Mode de vie et travail pendant la grossesse avec maladie veineuse saphène
Les recommandations générales (éviter la station debout prolongée, marcher régulièrement) prennent une dimension différente pour les femmes ayant déjà une insuffisance saphène. L’enjeu n’est plus seulement le confort, mais la prévention d’une complication thrombotique.
Activité professionnelle et déplacements
La sédentarité, la chaleur et le surpoids gestationnel aggravent la douleur saphène de manière cumulative. Une femme travaillant en position assise prolongée ou debout sans possibilité de mouvement régulier doit en discuter avec sa sage-femme ou son médecin traitant. L’arrêt de travail peut être prescrit par une sage-femme dans le cadre d’une grossesse pathologique lorsque l’insuffisance veineuse est documentée.

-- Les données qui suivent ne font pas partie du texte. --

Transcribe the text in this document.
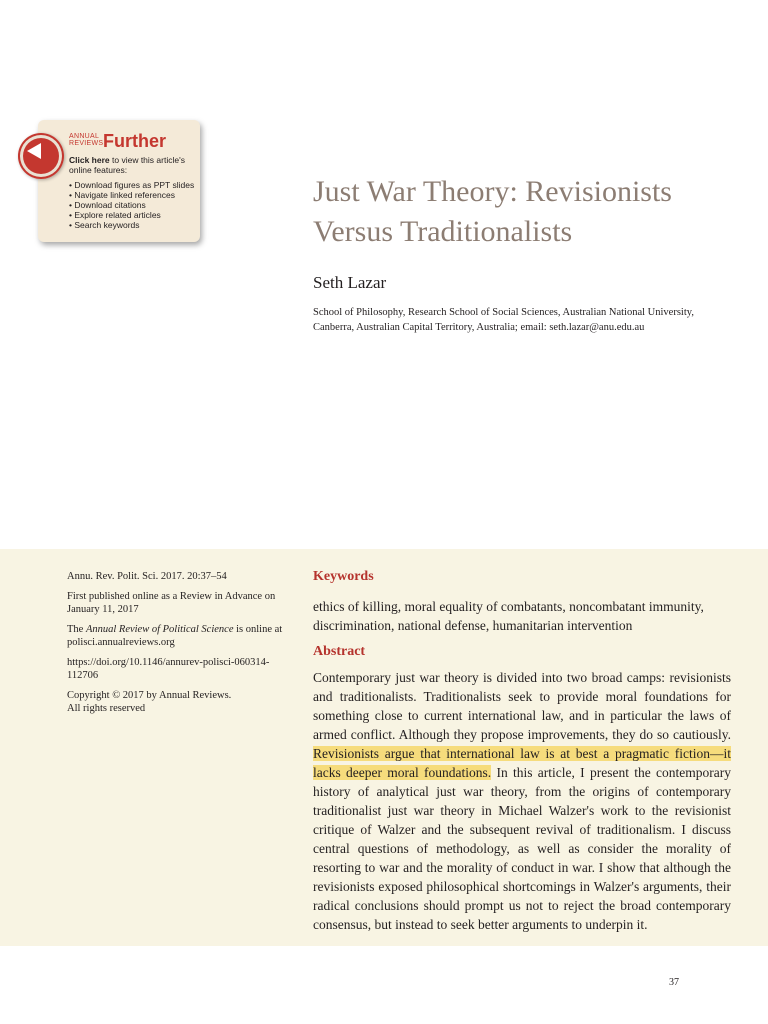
ANNUAL
REVIEWS Further
Click here to view this article's online features:
• Download figures as PPT slides
• Navigate linked references
• Download citations
• Explore related articles
• Search keywords
Just War Theory: Revisionists Versus Traditionalists
Seth Lazar
School of Philosophy, Research School of Social Sciences, Australian National University, Canberra, Australian Capital Territory, Australia; email: seth.lazar@anu.edu.au

Annu. Rev. Polit. Sci. 2017. 20:37–54

First published online as a Review in Advance on January 11, 2017

The Annual Review of Political Science is online at polisci.annualreviews.org

https://doi.org/10.1146/annurev-polisci-060314-112706

Copyright © 2017 by Annual Reviews.
All rights reserved

Keywords
ethics of killing, moral equality of combatants, noncombatant immunity, discrimination, national defense, humanitarian intervention
Abstract
Contemporary just war theory is divided into two broad camps: revisionists and traditionalists. Traditionalists seek to provide moral foundations for something close to current international law, and in particular the laws of armed conflict. Although they propose improvements, they do so cautiously. Revisionists argue that international law is at best a pragmatic fiction—it lacks deeper moral foundations. In this article, I present the contemporary history of analytical just war theory, from the origins of contemporary traditionalist just war theory in Michael Walzer's work to the revisionist critique of Walzer and the subsequent revival of traditionalism. I discuss central questions of methodology, as well as consider the morality of resorting to war and the morality of conduct in war. I show that although the revisionists exposed philosophical shortcomings in Walzer's arguments, their radical conclusions should prompt us not to reject the broad contemporary consensus, but instead to seek better arguments to underpin it.
37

Les trajets longs (voiture, train, avion) nécessitent le port systématique de bas de compression et des pauses de mobilisation des chevilles toutes les heures. Ce point reste sous-estimé dans les articles généralistes.
Activité physique adaptée
La marche quotidienne, la natation et les exercices de flexion-extension des chevilles favorisent le retour veineux sans solliciter les veines saphènes de manière excessive. En revanche, les activités impliquant des à-coups ou une pression abdominale importante sont déconseillées en cas de varices saphènes évoluées.

Complications cutanées de la veine saphène chez la femme enceinte multipare
Un aspect rarement abordé concerne les manifestations dermatologiques liées à l’insuffisance saphène chronique. Les spécialistes observent de plus en plus d’eczéma variqueux et de dermite de stase chez des femmes ayant eu plusieurs grossesses.
Ces lésions se localisent principalement aux chevilles et sur la face interne des jambes, exactement sur le territoire de la grande veine saphène. Elles se manifestent par des plaques rouges, un prurit parfois intense, et peuvent évoluer vers un ulcère veineux si elles ne sont pas prises en charge.
La surveillance dermatologique ciblée de ces zones est recommandée dès que la douleur saphène s’accompagne de modifications cutanées, même discrètes. Un traitement émollient et une compression adaptée permettent généralement de contrôler l’évolution pendant la grossesse.
Accouchement et post-partum : la veine saphène sous haute surveillance
Le choix des modalités d’accouchement tient compte du statut veineux. Une thrombose veineuse superficielle active peut modifier la stratégie anesthésique (contre-indication temporaire à la péridurale dans certains cas, adaptation des anticoagulants).
Le post-partum représente une fenêtre de risque thrombo-embolique majeure. La compression médicale se poursuit plusieurs semaines après l’accouchement. La reprise d’un traitement veineux (sclérothérapie, chirurgie) ne s’envisage qu’après la fin de l’allaitement, une fois le bilan vasculaire de contrôle réalisé.
La douleur de la veine saphène pendant la grossesse n’est pas un simple désagrément passager quand des antécédents veineux existent. La coordination entre médecin vasculaire, gynécologue et sage-femme, mise en place dès le projet de conception, reste le levier le plus efficace pour réduire à la fois la douleur et le risque de complication grave.